Intervention de Annie David

Réunion du 17 mars 2005 à 15h00
Avenir de l'école — Article 6 bis

Photo de Annie DavidAnnie David :

Cet article, qui, comme vient de le rappeler Jean-Marc Todeschini, a été introduit par l'Assemblée nationale, vise à rassurer les enseignants, les élèves et les parents qui craignent que l'enseignement obligatoire ne se résume au socle commun.

Malgré tout, nous en demandons la suppression, et ce pour plusieurs raisons.

Il nous est demandé de voter un dispositif établissant une distinction entre deux types d'enseignements alors que nous ne savons pas précisément, malgré le débat qui a eu lieu aujourd'hui, quelles disciplines relèveront respectivement du socle commun et des enseignements complémentaires, les éléments du socle commun devant être définis par décret.

Les enseignements complémentaires, qui ont été intégrés dans l'article 6, sont, quant à eux, définis en creux, M. Périssol ayant expliqué dans l'objet de son amendement à l'Assemblée nationale qu'ils constituent « soit un approfondissement des enseignements fondamentaux compris dans le socle commun, soit une diversification sur d'autres champs ». En fait, tous les enseignements qui ne seront pas compris dans le socle commun seront complémentaires.

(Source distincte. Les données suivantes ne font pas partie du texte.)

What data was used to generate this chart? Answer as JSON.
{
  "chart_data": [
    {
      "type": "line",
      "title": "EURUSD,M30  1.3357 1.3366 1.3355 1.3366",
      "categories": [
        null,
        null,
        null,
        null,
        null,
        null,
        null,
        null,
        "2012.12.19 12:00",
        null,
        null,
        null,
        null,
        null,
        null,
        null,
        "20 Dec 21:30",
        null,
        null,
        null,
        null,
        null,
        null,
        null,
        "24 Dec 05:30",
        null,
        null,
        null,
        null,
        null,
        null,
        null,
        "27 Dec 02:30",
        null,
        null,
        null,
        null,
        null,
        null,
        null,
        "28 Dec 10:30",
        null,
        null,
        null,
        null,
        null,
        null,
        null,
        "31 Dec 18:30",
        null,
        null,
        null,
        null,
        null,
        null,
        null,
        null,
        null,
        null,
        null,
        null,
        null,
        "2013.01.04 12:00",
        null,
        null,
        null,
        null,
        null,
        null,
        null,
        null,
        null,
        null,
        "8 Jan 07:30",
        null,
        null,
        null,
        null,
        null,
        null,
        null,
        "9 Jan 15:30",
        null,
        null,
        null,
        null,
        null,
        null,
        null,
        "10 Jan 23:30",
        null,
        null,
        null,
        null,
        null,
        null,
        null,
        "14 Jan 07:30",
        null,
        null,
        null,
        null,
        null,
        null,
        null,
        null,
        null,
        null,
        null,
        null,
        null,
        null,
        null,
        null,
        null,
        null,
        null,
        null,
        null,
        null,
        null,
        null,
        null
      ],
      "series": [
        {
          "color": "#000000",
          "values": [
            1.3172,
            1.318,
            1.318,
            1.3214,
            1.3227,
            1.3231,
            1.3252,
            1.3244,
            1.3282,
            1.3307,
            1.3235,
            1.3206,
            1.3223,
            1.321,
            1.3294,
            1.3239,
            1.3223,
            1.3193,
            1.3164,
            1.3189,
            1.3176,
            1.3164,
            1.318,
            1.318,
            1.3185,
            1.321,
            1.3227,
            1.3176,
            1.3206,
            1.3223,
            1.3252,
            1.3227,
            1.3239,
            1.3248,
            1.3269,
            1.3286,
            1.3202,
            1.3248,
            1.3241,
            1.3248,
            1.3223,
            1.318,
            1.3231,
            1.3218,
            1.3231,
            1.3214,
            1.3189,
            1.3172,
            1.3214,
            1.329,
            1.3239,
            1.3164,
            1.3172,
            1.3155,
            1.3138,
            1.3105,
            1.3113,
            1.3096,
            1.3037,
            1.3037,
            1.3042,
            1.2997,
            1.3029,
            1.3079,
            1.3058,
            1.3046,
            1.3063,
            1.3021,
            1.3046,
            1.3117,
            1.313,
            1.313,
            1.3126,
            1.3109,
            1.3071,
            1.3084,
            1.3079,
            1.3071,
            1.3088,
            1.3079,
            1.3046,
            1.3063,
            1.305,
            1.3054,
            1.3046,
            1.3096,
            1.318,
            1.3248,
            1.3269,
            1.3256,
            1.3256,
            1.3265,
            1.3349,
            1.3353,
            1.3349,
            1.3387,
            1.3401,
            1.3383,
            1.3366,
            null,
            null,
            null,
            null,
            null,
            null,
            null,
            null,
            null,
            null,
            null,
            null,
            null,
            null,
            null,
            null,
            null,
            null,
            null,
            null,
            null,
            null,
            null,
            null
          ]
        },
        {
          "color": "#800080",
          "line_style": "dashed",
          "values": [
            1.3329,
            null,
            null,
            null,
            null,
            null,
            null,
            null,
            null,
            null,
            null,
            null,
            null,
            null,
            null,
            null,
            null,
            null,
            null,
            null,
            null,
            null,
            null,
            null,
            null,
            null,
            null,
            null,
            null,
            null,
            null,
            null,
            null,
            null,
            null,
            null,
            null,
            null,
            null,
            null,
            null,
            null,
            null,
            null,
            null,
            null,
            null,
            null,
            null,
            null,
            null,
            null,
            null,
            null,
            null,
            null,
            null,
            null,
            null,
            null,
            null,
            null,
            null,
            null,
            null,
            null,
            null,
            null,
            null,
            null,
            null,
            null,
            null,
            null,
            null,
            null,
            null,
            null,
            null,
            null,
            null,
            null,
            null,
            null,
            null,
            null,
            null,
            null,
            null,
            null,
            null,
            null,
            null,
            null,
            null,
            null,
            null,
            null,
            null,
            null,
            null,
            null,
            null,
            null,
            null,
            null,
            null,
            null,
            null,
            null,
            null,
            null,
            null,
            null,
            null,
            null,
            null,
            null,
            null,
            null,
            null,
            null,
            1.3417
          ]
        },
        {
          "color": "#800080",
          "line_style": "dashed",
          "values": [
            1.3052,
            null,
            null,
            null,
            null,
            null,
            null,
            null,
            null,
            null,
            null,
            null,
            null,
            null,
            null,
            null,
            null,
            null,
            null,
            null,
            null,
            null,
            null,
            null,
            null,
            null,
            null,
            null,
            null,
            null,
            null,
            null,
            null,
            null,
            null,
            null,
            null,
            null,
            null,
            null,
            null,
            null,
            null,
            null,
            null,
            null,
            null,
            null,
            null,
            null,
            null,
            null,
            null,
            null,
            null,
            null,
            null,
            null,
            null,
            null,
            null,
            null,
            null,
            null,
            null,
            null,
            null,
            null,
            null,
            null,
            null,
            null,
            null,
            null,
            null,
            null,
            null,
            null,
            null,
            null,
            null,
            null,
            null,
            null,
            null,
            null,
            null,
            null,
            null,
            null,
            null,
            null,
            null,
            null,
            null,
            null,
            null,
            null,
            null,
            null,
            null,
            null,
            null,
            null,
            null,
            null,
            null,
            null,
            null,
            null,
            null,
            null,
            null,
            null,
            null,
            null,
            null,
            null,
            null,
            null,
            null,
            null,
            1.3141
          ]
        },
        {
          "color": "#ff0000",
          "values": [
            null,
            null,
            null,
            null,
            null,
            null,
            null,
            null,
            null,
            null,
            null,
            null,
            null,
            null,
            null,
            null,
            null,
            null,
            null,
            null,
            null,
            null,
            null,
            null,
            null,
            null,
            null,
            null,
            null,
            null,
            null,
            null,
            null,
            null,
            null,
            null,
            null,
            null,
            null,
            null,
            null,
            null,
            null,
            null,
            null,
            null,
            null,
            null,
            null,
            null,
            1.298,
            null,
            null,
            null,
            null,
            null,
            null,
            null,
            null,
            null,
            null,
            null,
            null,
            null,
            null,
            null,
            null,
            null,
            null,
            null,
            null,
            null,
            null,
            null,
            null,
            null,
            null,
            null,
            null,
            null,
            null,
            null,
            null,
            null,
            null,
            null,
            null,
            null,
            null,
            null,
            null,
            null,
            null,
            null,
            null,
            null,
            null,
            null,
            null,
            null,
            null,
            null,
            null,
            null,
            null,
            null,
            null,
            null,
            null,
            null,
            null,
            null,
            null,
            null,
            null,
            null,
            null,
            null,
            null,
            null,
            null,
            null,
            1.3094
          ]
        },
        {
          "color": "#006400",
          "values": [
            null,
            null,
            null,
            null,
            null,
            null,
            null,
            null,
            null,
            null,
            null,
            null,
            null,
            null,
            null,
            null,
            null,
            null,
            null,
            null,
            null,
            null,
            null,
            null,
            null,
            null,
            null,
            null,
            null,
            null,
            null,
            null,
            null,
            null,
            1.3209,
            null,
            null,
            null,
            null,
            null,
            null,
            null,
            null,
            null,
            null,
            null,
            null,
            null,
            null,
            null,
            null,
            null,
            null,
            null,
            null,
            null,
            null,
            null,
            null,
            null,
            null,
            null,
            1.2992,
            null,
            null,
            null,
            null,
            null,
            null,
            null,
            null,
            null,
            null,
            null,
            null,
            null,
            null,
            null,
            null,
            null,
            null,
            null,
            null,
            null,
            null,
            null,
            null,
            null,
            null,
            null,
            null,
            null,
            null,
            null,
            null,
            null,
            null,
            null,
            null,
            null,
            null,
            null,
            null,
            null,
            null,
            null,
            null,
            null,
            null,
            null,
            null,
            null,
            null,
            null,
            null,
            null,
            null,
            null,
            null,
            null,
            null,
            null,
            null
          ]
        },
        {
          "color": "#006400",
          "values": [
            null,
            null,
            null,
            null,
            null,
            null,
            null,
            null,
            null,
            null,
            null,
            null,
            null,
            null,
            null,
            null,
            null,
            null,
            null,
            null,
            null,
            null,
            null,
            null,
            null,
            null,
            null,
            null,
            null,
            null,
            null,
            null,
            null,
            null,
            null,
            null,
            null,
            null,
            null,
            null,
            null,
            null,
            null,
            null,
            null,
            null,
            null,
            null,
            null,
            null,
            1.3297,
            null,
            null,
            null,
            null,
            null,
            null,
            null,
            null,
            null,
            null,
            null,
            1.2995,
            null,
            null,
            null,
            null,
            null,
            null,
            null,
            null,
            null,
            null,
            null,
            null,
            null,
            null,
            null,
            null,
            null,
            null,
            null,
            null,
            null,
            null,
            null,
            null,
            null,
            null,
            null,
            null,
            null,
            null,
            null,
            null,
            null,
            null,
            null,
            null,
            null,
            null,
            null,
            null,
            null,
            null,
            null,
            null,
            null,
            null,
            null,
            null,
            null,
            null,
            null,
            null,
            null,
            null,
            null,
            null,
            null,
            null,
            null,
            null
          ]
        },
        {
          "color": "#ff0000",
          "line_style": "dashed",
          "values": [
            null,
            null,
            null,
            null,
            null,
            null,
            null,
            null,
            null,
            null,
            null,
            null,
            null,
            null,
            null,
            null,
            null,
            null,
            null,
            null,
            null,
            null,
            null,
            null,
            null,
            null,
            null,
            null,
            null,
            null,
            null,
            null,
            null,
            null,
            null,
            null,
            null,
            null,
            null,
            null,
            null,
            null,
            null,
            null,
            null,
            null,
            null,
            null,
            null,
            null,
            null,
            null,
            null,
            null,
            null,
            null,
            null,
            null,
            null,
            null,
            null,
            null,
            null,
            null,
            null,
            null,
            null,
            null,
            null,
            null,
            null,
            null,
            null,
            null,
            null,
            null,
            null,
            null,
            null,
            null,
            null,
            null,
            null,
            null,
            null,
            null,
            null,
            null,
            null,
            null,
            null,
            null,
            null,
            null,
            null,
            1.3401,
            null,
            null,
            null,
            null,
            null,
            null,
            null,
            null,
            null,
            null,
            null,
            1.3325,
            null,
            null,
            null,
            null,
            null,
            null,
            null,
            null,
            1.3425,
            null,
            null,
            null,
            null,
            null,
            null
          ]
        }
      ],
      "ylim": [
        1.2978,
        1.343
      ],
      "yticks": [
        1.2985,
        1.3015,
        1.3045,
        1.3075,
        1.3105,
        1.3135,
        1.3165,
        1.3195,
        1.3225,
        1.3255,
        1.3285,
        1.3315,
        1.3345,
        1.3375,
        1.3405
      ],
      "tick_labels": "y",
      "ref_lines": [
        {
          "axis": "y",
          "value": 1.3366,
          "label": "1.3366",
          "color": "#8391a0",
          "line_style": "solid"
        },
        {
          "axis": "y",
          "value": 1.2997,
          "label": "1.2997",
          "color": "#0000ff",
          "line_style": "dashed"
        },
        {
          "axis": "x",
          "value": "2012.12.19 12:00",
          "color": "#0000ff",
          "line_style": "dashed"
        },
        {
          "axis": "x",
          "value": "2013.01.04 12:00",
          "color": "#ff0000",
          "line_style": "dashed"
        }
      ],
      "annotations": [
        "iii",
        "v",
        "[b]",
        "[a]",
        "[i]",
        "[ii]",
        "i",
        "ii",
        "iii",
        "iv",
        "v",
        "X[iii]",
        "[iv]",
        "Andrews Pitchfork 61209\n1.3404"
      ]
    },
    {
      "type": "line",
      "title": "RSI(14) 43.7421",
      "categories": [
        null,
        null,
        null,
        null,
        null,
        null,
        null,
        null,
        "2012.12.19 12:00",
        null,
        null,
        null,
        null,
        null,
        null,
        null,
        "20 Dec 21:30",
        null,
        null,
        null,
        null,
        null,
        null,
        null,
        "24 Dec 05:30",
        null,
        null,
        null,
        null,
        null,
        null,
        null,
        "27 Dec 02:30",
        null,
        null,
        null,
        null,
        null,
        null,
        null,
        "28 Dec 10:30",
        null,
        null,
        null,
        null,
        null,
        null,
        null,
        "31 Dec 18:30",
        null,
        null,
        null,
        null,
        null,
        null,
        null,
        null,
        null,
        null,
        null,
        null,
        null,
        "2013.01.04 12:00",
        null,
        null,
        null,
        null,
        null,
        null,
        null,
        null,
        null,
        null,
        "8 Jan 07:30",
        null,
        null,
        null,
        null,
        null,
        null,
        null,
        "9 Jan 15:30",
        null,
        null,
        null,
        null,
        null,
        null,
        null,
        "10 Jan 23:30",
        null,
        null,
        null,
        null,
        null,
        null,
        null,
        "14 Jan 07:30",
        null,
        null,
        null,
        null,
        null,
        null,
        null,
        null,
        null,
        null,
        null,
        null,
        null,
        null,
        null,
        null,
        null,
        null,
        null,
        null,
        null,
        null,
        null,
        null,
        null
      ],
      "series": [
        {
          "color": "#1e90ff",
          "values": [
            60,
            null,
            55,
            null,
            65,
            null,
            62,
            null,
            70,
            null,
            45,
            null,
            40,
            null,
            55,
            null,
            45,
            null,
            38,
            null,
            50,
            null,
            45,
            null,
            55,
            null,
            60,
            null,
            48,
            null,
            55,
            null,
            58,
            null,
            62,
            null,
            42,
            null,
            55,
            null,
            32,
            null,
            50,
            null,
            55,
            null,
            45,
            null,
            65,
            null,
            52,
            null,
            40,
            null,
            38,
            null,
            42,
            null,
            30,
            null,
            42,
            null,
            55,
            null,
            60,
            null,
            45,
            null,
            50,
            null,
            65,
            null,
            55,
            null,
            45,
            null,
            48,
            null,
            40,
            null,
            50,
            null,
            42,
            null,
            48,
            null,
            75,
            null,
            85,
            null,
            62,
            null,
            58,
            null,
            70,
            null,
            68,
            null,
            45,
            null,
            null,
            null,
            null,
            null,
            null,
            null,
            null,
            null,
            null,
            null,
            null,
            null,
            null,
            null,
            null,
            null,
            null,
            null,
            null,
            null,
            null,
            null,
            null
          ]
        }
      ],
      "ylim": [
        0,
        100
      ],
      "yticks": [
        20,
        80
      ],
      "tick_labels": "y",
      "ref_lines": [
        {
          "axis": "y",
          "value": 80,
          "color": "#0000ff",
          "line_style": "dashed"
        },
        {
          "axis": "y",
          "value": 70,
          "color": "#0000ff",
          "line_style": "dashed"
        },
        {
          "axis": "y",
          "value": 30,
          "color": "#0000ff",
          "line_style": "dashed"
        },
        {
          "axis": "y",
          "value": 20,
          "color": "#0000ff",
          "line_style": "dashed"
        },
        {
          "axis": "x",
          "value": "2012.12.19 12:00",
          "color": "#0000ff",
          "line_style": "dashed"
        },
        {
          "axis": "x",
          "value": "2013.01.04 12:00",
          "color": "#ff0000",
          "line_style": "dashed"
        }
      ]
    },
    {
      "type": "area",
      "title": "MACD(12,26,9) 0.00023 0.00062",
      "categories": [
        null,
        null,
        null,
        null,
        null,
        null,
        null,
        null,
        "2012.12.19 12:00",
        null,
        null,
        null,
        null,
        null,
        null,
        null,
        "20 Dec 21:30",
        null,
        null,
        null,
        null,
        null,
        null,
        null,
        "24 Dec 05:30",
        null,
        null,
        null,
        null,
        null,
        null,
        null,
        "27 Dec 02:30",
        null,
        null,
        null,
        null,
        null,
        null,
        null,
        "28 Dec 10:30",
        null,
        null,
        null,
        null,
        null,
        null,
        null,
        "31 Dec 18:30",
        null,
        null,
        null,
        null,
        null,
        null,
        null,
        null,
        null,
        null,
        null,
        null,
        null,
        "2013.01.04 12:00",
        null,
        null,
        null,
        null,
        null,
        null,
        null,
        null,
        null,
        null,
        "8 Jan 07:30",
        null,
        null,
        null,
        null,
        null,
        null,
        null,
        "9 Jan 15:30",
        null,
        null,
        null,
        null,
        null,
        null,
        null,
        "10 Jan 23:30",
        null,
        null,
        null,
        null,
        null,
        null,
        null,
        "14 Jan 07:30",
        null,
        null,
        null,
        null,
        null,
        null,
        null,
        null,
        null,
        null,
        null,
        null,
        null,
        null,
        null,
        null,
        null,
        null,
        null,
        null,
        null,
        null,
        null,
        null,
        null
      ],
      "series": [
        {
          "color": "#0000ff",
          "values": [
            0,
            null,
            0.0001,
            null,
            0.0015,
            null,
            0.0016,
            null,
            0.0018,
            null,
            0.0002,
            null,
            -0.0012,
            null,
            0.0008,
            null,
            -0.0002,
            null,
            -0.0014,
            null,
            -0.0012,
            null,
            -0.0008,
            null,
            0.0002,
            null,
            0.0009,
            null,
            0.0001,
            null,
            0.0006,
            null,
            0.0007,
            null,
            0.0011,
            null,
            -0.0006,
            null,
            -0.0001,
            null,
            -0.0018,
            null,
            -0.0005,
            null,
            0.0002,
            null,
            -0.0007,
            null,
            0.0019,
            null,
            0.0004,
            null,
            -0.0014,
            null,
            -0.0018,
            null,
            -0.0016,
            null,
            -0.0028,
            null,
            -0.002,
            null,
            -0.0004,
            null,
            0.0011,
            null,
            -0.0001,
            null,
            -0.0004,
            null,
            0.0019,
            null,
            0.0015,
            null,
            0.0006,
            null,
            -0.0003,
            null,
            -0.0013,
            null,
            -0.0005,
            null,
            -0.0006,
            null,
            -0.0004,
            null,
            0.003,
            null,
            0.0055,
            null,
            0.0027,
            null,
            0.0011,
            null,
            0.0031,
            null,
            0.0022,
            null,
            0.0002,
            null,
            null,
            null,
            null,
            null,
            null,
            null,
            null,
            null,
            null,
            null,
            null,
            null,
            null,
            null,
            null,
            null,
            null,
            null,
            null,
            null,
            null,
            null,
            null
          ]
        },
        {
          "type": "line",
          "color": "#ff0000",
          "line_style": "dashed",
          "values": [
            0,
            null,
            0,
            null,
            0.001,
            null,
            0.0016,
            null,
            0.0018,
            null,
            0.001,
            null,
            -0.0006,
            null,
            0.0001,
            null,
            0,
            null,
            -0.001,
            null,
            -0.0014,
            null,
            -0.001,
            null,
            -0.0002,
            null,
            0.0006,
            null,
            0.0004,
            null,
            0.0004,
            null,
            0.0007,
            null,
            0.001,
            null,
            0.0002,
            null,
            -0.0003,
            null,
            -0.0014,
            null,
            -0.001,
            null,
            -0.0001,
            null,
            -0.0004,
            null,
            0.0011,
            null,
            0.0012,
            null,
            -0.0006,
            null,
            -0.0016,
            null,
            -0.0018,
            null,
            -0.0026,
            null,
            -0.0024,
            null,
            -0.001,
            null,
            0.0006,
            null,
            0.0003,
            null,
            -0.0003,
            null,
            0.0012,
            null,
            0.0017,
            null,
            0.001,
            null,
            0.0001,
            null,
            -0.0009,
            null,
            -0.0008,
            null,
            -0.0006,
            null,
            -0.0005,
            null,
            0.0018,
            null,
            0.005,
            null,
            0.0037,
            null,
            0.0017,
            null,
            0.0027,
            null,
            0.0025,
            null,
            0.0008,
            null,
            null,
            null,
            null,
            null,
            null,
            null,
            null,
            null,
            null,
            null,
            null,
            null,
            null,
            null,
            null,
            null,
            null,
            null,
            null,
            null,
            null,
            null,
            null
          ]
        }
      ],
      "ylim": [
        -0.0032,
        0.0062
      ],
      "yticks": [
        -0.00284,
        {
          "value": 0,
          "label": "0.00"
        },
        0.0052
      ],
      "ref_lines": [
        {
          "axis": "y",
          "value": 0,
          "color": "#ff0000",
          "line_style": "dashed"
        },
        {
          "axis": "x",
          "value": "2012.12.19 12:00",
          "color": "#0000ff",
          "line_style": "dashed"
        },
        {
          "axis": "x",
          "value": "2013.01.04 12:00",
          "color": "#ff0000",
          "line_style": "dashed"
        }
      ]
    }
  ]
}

Prenons l'exemple des principaux éléments de mathématiques : où s'arrête le principal, où commence l'accessoire ? De même, quand considère-t-on que la langue française est maîtrisée ? Comment savoir si les sciences de la vie et de la terre ou la chimie font partie de la culture humaniste et scientifique ?

Il nous est donc demandé de légiférer sur des objets inconnus, certains devant constituer les éléments d'une culture commune minimale, d'autres étant laissés au choix de l'élève en fonction de critères non définis, les enseignements complémentaires devant permettre à chacun de trouver sa voie de réussite.

La voie de réussite de chacun étant, par définition, personnelle, les enseignements complémentaires devraient donc varier d'un élève à l'autre, étant entendu qu'il est très difficile, pour ne pas dire impossible, de construire un système éducatif sur mesure pour chaque élève. Ce n'est d'ailleurs pas souhaitable.

La distinction entre enseignements fondamentaux et enseignements complémentaires reste des plus floues. C'est la première des raisons pour lesquelles nous n'approuvons pas ce dispositif. Vous nous demandez en effet d'acquiescer à la mise en place d'un système éducatif construit sur deux éléments dont on ne connaît ni la teneur, ni la consistance, ni la taille, ni la solidité.

La deuxième raison de notre opposition est que le dispositif des enseignements complémentaires va dans le sens de l'accroissement du nombre d'enseignements dispensés à la carte dans le cadre de l'éducation nationale.

Au-delà du minimum vital prévu par le socle commun, les enseignements complémentaires devraient permettre à chacun de trouver sa voie de réussite. Or il est très difficile, comme je viens de le souligner, de faire varier le périmètre des enseignements d'un élève à l'autre. C'est pourtant bien de l'individualisation des parcours d'apprentissage qu'il est ici question. Il faudra donc bien que des critères de variation soient trouvés.

Nous craignons fort que ces critères ne conduisent à ajuster les enseignements aux perspectives d'emploi des élèves. Ceux-ci n'étant pas toujours en mesure de définir eux-mêmes leur voie de réussite, l'institution s'en chargera à leur place et substituera probablement les besoins de la société aux envies des élèves, lesquelles sont trop difficiles à cerner ou à prendre au sérieux.

En outre, pour prendre toute la mesure de ce nouveau découpage des disciplines, il faut tenir compte des effets de la décentralisation ainsi que de l'autonomie accrue des établissements scolaires. Ces derniers seront responsables des enseignements proposés aux élèves au-delà de ceux qui sont inclus dans le socle commun et ils les choisiront, d'une part, en fonction de leurs moyens et, d'autre part, en fonction du milieu socio-économique dans lequel ces établissements s'insèrent localement.

C'est ainsi que l'on risque d'aboutir à une différenciation croissante en fonction des régions, des bassins d'emploi et des établissements scolaires, laquelle sera préjudiciable à l'unité du service public de l'enseignement scolaire.

Les articles 6 et 6 bis posent une équation à deux inconnues. Où se situera la frontière entre socle commun et enseignements complémentaires ? Quels enseignements complémentaires seront effectivement proposés et à quels élèves ?

Parce qu'il nous semble inacceptable de mettre les élèves dans une telle situation d'incertitude, nous refusons cette bipartition entre enseignements fondamentaux et complémentaires.

Nous vous proposons donc de supprimer l'article 6 bis.